Compute Environment: Coffea-Casa¶
For researchers and students utilizing CMS Open Data, the computational overhead of downloading terabytes of ROOT files and configuring complex local environments can be a significant barrier. To eliminate these hurdles, this analysis is fully optimized to run on the Coffea-Casa Open Data Analysis Facility.
What is Coffea-Casa?¶
coffea-opendata.casa is a prototype analysis facility dedicated to CMS Open Data, hosted and maintained by the Tier-2 computing center at the University of Nebraska-Lincoln (UNL).
Built on modern cloud-native technologies, it provides a powerful, web-based interactive environment tailored specifically for High-Energy Physics (HEP) columnar analysis using the Scikit-HEP ecosystem.
Key Features¶
- Zero Local Setup: It provides a fully managed JupyterHub instance. You simply log in through your browser and drop immediately into a ready-to-use computational environment.
- Pre-Configured Environments: The servers come pre-loaded with Docker images containing all necessary dependencies for this analysis (
coffea,uproot,awkward,hist, etc.). You do not need to managecondaenvironments orpipinstallations. - Integrated Distributed Computing: A Dask scheduler and worker system is built directly into the facility, allowing you to instantly scale your code to process massive datasets in minutes.
Access and Authentication¶
Unlike the primary CMS computational grid, which requires a valid CMS VO grid certificate, the Open Data instance of Coffea-Casa is accessible to the public.
To get started, navigate to the facility's homepage and click Register for access (if it is your first time) or Sign in.
CILogon Integration¶
Authentication is handled entirely through CILogon. This means you can log in using your existing institutional credentials (e.g., your university email) or an authorized public identity provider like GitHub or Google. No CMS collaboration membership is required.
Initial Registration
While access is open, computational resources are finite. When you first log in, you may be prompted to submit a brief registration request. Once approved by the facility administrators, your CILogon identity will be granted full access.
Selecting Your Server Environment¶
Upon successful login, JupyterHub will present you with a list of available server images. These Docker images dictate the underlying software stack for your session.
Select the image that best aligns with your analysis requirements (typically the latest stable Coffea release) and click Start.
The JupyterLab Workspace & Dask¶
Once your server provisions, you will be placed inside a fully featured JupyterLab environment. From the Launcher, you can open notebooks, terminals, and Python consoles.
Dask on Coffea-Casa¶
The defining feature of this compute environment is its native integration with Dask for horizontal scaling.
A Dask Labextension is available by default in the JupyterLab sidebar (the orange Dask logo). This allows you to visually construct and manage your Dask cluster via a graphical interface.

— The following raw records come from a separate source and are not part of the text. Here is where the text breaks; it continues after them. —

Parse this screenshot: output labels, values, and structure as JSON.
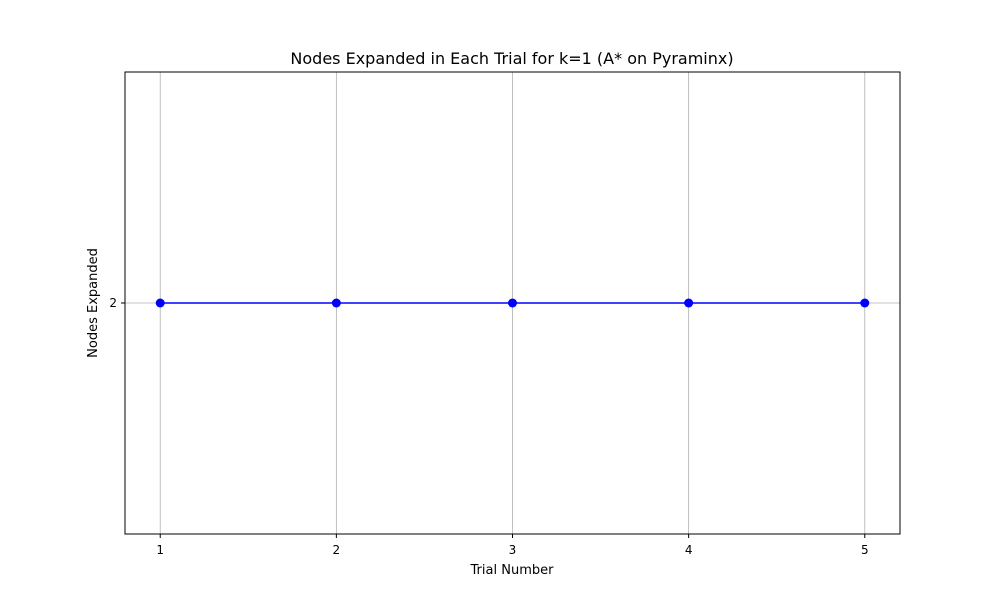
{
  "chart_data": {
    "type": "line",
    "title": "Nodes Expanded in Each Trial for k=1 (A* on Pyraminx)",
    "xlabel": "Trial Number",
    "ylabel": "Nodes Expanded",
    "x": [
      1,
      2,
      3,
      4,
      5
    ],
    "series": [
      {
        "name": "Nodes Expanded",
        "values": [
          2,
          2,
          2,
          2,
          2
        ],
        "color": "#0000ff",
        "marker": "circle"
      }
    ],
    "xticks": [
      1,
      2,
      3,
      4,
      5
    ],
    "yticks": [
      2
    ],
    "xlim": [
      0.8,
      5.2
    ],
    "ylim": [
      1.5,
      2.5
    ],
    "grid": true,
    "colors": {
      "line": "#0000ff",
      "grid": "#b0b0b0",
      "axes": "#000000"
    }
  }
}
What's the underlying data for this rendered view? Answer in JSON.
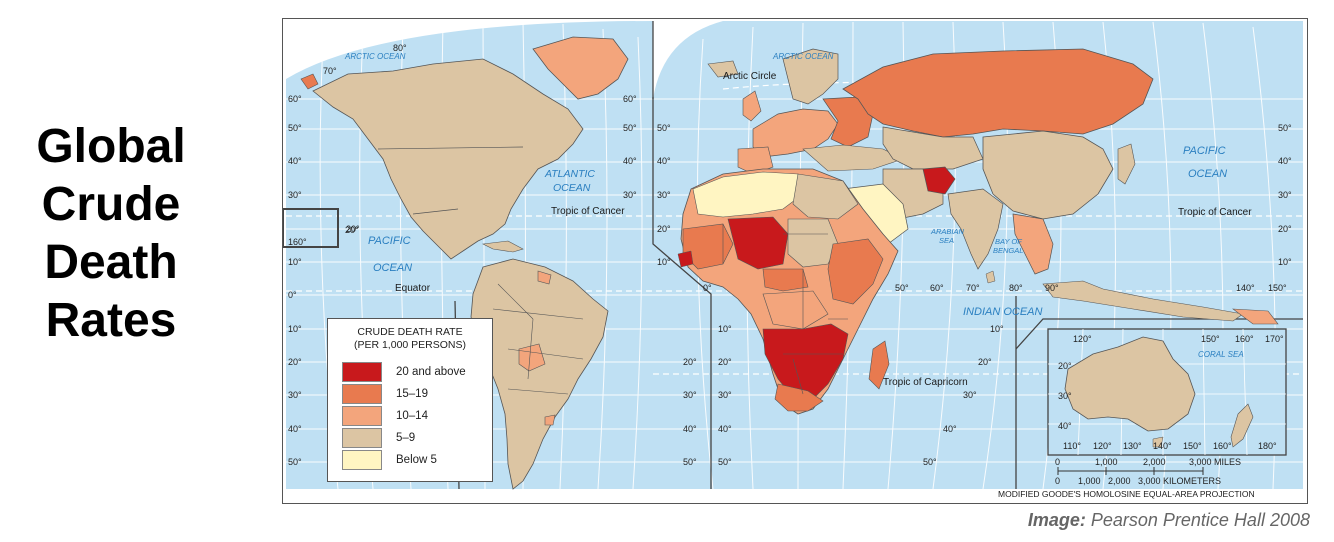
{
  "title_lines": [
    "Global",
    "Crude",
    "Death",
    "Rates"
  ],
  "credit": {
    "label": "Image:",
    "text": "Pearson Prentice Hall 2008"
  },
  "colors": {
    "ocean": "#bfe0f3",
    "grid": "#ffffff",
    "border": "#555555",
    "c20": "#c8191c",
    "c15": "#e87a4f",
    "c10": "#f3a57c",
    "c5": "#dcc5a3",
    "c0": "#fff5c2"
  },
  "legend": {
    "title_line1": "CRUDE DEATH RATE",
    "title_line2": "(PER 1,000 PERSONS)",
    "items": [
      {
        "label": "20 and above",
        "color": "#c8191c"
      },
      {
        "label": "15–19",
        "color": "#e87a4f"
      },
      {
        "label": "10–14",
        "color": "#f3a57c"
      },
      {
        "label": "5–9",
        "color": "#dcc5a3"
      },
      {
        "label": "Below 5",
        "color": "#fff5c2"
      }
    ]
  },
  "labels": {
    "arctic_ocean_1": "ARCTIC OCEAN",
    "arctic_ocean_2": "ARCTIC OCEAN",
    "arctic_circle": "Arctic Circle",
    "atlantic_1": "ATLANTIC",
    "atlantic_2": "OCEAN",
    "pacific_w_1": "PACIFIC",
    "pacific_w_2": "OCEAN",
    "pacific_e_1": "PACIFIC",
    "pacific_e_2": "OCEAN",
    "tropic_cancer_w": "Tropic of Cancer",
    "tropic_cancer_e": "Tropic of Cancer",
    "equator": "Equator",
    "arabian_1": "ARABIAN",
    "arabian_2": "SEA",
    "bengal_1": "BAY OF",
    "bengal_2": "BENGAL",
    "indian_ocean": "INDIAN OCEAN",
    "tropic_capricorn": "Tropic of Capricorn",
    "coral_sea": "CORAL SEA",
    "scale_miles": "3,000 MILES",
    "scale_km": "3,000 KILOMETERS",
    "projection": "MODIFIED GOODE'S HOMOLOSINE EQUAL-AREA PROJECTION"
  },
  "scale": {
    "miles_ticks": [
      "0",
      "1,000",
      "2,000"
    ],
    "km_ticks": [
      "0",
      "1,000",
      "2,000"
    ]
  },
  "degree_labels": {
    "left_lat": [
      "60°",
      "50°",
      "40°",
      "30°",
      "20°",
      "10°",
      "0°",
      "10°",
      "20°",
      "30°",
      "40°",
      "50°"
    ],
    "lobe1_right_lat": [
      "60°",
      "50°",
      "40°",
      "30°"
    ],
    "lobe2_left_lat": [
      "50°",
      "40°",
      "30°",
      "20°",
      "10°"
    ],
    "right_lat": [
      "50°",
      "40°",
      "30°",
      "20°",
      "10°"
    ],
    "south_america_lat": [
      "20°",
      "30°",
      "40°",
      "50°"
    ],
    "africa_west_lat": [
      "10°",
      "20°",
      "30°",
      "40°",
      "50°"
    ],
    "africa_east_lat": [
      "10°",
      "20°",
      "30°",
      "40°",
      "50°"
    ],
    "inset_lat": [
      "20°",
      "30°",
      "40°"
    ],
    "top_lon": [
      "70°",
      "80°"
    ],
    "lon_pacific_w": [
      "20°",
      "160°"
    ],
    "lon_equator_row": [
      "0°",
      "50°",
      "60°",
      "70°",
      "80°",
      "90°",
      "140°",
      "150°"
    ],
    "inset_top_lon": [
      "120°",
      "150°",
      "160°",
      "170°"
    ],
    "inset_bottom_lon": [
      "110°",
      "120°",
      "130°",
      "140°",
      "150°",
      "160°",
      "180°"
    ]
  }
}
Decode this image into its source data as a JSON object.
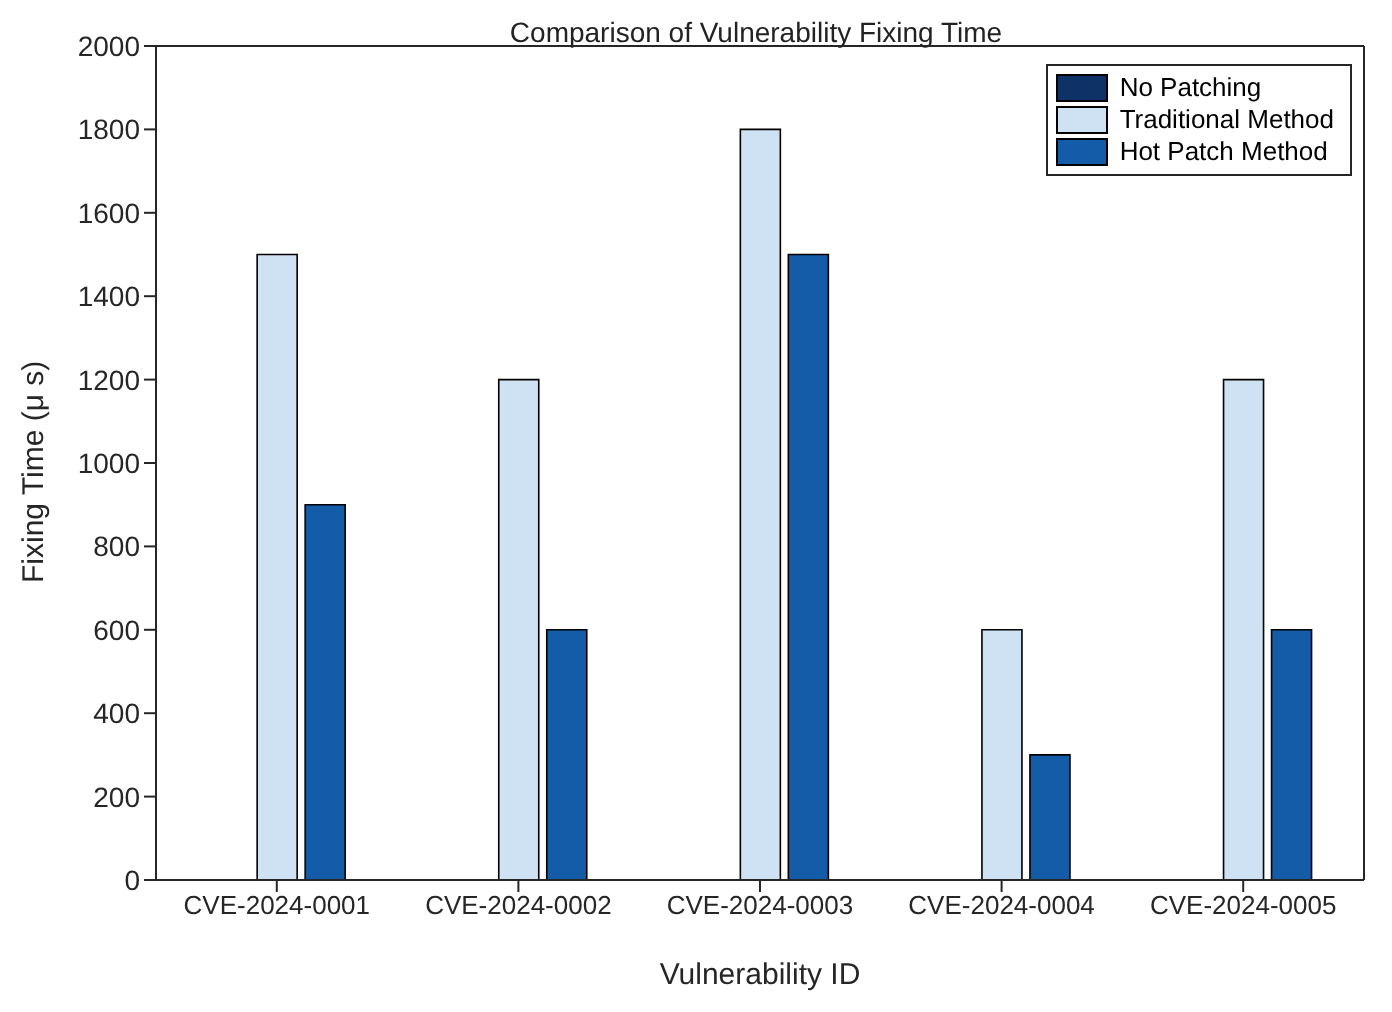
{
  "chart_data": {
    "type": "bar",
    "title": "Comparison of Vulnerability Fixing Time",
    "xlabel": "Vulnerability ID",
    "ylabel": "Fixing Time (μ s)",
    "categories": [
      "CVE-2024-0001",
      "CVE-2024-0002",
      "CVE-2024-0003",
      "CVE-2024-0004",
      "CVE-2024-0005"
    ],
    "series": [
      {
        "name": "No Patching",
        "color": "#0e3166",
        "values": [
          0,
          0,
          0,
          0,
          0
        ]
      },
      {
        "name": "Traditional Method",
        "color": "#cfe2f3",
        "values": [
          1500,
          1200,
          1800,
          600,
          1200
        ]
      },
      {
        "name": "Hot Patch Method",
        "color": "#145ca8",
        "values": [
          900,
          600,
          1500,
          300,
          600
        ]
      }
    ],
    "ylim": [
      0,
      2000
    ],
    "yticks": [
      0,
      200,
      400,
      600,
      800,
      1000,
      1200,
      1400,
      1600,
      1800,
      2000
    ],
    "grid": false,
    "legend": "top right"
  }
}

Through the Dask dashboard, you can:
- Monitor the real-time processing of your jobs.
- Track CPU and memory utilization.
- Identify straggler tasks or bottlenecks in your analysis graph.
Because Coffea-Casa mounts the CERN EOS Open Data endpoints directly via internal caching (XCache), your Dask workers can stream the CMS NanoAOD files at exceptionally high speeds, entirely bypassing the need to download the ROOT files locally.
Further Documentation¶
To fully leverage the power of this analysis facility, we highly recommend reviewing the official documentation and tutorials provided by the UNL and IRIS-HEP teams:
- Coffea-Casa Official Documentation
- First Steps at Coffea-Casa @ UNL (Includes detailed instructions on navigating the environment and basic Dask execution).
Note for Local Users: If you prefer to run this analysis locally or on your own institutional cluster rather than Coffea-Casa, please refer to the Installation & Setup page for instructions on building the required Conda environment from scratch.